Pour Laurent Correau, Rédacteur en chef Afrique de la RFI et l’un des coordonnateurs des travaux de «Mémoire Collective/une histoire plurielle des violences politiques en Guinée », ce livre, déjà sujet à de vives polémiques à Conakry, devrait être pris comme une simple ‘’contribution d’amis’’ à l’immense chantier mémoriel de la Guinée. Nous vous proposons une sélection des questions des journalistes auxquels il a répondu peu avant le lancement de la cérémonie de dédicace.
Parlez-nous de ce livre qui a été dédicacé ce mardi 25 septembre au Palais du peuple de Conakry ?
Laurent Correau : Aujourd’hui, nous avons le grand plaisir de partager avec le public le résultat d’un travail qui nous a pris un an et demi sur l’histoire des violences politiques en Guinée. Le livre s’appelle ‘’Mémoire Collective’’ et comme son nom l’indique, rassemble les points de vue les plus différents possible de l’histoire de la Guinée. L’histoire des violences politiques en tout cas. Nous racontons cette histoire avec des auteurs guinéens et non guinéens. Cette histoire qui commence en 1954, quelques années avant l’indépendance, jusqu’au massacre du 28 septembre 2009. Ce livre est avec énormément de photographies pour l’illustrer […] Il y a énormément de choses dans ce livre. C’est impossible de résumer 350 pages en quelques mots, je pense que ce qui est important, c’est par exemple le sujet des complots. C’est un sujet tellement polémique dans l’histoire de la Guinée. Nous essayons de bien montrer la complexité de ce que sont les complots. Par exemple, nous avons un article qui documente l’action qui a été menée par les services français en 1960 pour déstabiliser le tout jeune régime guinéen. Il y a eu des reportages, mais il y a eu également un gros travail d’archives. Par exemple, sur le complot de 1960, il a fallu aller fouiller dans les archives du Fonds Foccart, dans les archives du ministère de la Défense et du ministère des Affaires étrangères (les ministères français), et à partir de là on a réussi à composer le récit le plus complet possible.
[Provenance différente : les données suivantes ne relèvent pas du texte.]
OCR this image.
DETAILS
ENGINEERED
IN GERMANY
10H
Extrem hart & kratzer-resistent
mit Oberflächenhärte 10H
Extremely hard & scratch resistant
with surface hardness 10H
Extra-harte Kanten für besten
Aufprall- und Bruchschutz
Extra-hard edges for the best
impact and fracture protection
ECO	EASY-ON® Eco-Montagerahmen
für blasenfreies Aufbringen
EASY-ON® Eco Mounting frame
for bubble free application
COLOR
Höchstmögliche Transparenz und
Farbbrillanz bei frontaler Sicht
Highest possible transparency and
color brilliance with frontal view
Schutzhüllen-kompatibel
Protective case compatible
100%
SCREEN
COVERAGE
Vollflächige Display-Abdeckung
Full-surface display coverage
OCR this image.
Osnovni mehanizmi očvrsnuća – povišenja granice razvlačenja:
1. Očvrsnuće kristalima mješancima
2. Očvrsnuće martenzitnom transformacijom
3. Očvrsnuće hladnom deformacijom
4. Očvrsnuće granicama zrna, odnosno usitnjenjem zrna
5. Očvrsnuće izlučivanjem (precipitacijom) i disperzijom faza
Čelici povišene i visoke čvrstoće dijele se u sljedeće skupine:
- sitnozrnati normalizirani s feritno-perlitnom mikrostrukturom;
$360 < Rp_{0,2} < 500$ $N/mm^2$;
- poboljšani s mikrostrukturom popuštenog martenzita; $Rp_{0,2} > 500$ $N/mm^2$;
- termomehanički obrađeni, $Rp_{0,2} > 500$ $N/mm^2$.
Pourquoi revenir sur l’histoire des violences politiques en Guinée ?
Laurent Correau : Le problème des violences politiques c’est qu’elles cristallisent la mémoire. Tant que l’on n’a pas résolu ce problème de la mémoire des violences politiques, on ne parvient pas à avancer, on ne réussi pas à faire une histoire culturelle, une histoire musicale. En tout cas, pour nous, il semblait pertinent de travailler sur cette histoire de violences politiques. Nous nous sommes dit que souvent, on a besoin d’être aidé par un regard extérieur sur des sujets qui peuvent être difficiles. Par exemple, les Français ont eu énormément du mal à écrire l’histoire de la guerre d’Algérie. Ce sont des historiens américains ou anglais qui ont pu apporter un regard neuf sur ces époques. Alors, nous nous sommes dit que nous avions peut-être une contribution à apporter sur ce sujet.
Pensez-vous qu’une année et demie suffisent pour établir une mémoire collective des Guinéen ?
Laurent Correau : C’est un chantier qui a commencé bien avant nous, et qui se poursuivra très largement après nous. Nous, ce que nous souhaitons simplement c’est apporter une pierre dans cet immense chantier mémorial guinéen. Effectivement, ce n’est pas assez. La Guinée possède suffisamment d’historiens et d’intellectuels imminents pour réussir à compléter ce travail. Nous, nous n’avons fait qu’apporter un élément à ce travail.
C’est un hasard de calendrier de sortir ce livre à quelques jours de la célébration des 60 ans de la Guinée ou il y a un agenda caché ?
Laurent Correau : Il n’y a pas d’agenda caché. Nous nous sommes dit que c’était l’occasion de sortir. Et puis nous en profiterions pour rencontrer les Guinéens dans le cadre de ce 60ème anniversaire. La délégation de l’Union européenne qui est là pour le lancement du livre restera pour fêter avec vous…
Quelle est la réaction que vous attendez du Guinéen qui lit ce livre ?
Laurent Correau : J’espère que les Guinéens accueilleront ce livre pour ce qu’il est, à savoir une simple contribution d’amis à ce grand chantier mémoriel. Et encore une fois, un chantier dans lequel nous ne sommes qu’invités. Nous arrivons après d’autres, et d’autres derrière nous reprendrons évidemment ce chantier.